Although no one has conducted ears-to-feet physicals on the bats, none of them reportedly have visible signs of rabies. That certainly is a good thing, but our city council is risking a lot by unnecessarily putting its own hired employees around hundreds of possible disease carriers.
While the percentage of bats with rabies is very low according to experts, bats can become carriers of rabies. Within the last month, a rabid bat was found in Lumpkin County, in the mountain area of northern Georgia. Raccoons, like some infected ones located earlier this week in neighboring Bulloch County; skunks; and foxes are common carriers of rabies, but bats present another set of safety rules.
Health officials say bats’ teeth are so small that a person may not feel a bite by the mammal. If untreated, rabies typically is fatal.
During the early 1990s, tennis great Andre Agassi promoted the Canon camera company with the statement “Image is everything.” When it comes to having bats producing unhealthy fecal matter faster than one of Agassi’s patented return of serves, local officials don’t be of the false impression that people aren’t snickering at you. Trust us, when we say “They are.”
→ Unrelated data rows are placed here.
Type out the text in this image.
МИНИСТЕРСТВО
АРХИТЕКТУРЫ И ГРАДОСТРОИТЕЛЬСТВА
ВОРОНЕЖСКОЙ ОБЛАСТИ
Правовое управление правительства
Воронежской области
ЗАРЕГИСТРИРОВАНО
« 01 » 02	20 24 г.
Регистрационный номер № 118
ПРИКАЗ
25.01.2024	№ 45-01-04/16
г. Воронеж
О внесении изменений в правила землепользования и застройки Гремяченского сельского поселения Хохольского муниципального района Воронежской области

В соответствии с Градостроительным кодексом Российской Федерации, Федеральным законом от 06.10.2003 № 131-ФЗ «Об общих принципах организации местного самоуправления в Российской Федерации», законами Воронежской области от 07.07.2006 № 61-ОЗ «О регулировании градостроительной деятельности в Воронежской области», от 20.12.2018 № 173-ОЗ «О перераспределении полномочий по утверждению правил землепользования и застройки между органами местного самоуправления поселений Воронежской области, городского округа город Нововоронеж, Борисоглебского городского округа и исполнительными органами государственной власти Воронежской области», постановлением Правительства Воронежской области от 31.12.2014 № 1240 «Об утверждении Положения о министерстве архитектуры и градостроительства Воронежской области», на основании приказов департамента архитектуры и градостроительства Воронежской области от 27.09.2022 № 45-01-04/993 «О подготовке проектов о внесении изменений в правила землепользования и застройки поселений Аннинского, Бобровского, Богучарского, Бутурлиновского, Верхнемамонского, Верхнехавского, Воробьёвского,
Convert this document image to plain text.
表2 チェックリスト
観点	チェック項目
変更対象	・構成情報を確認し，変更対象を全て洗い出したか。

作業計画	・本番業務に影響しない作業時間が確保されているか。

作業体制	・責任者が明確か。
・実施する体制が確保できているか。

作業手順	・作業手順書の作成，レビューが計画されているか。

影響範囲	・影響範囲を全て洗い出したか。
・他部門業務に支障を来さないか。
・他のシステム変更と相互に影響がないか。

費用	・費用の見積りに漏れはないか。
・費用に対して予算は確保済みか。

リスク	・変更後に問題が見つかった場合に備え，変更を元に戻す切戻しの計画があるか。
Would you rather be known for the exceptional downtown landscaping Sylvania or bats in the belfry? By the months you have delayed the removal of the bats, at this point we are becoming more and more assured you seem to want the latter. City officials, just a reminder that the phrase “bats in the belfry” refers to someone who acts as though he or she has bats careering around his or her head. That’s not good if your constituents, AKA registered voters, have such an impression of you.
Again, “image is everything.”
We cannot help but wonder if the bats were flying through the darkness in another city facility other than the public safety building, would you care more? If it were city hall, assuredly the bats would have been exiled to Transylvania probably quicker than it takes a person to watch a “Batman Begins” rental DVD.
It is easy to make light of having bats in the public safety building. Jay Leno could have a field day with the concept, but the reality is those bats pose a serious health risk for anyone who works in or visits the facility.
Please expedite the safe removal of the bats from the structure. We would much rather have our citizens bedazzled by the wondrous beauty of our downtown flowers and not driven batty by a colony of unwanted flying potential infection carriers.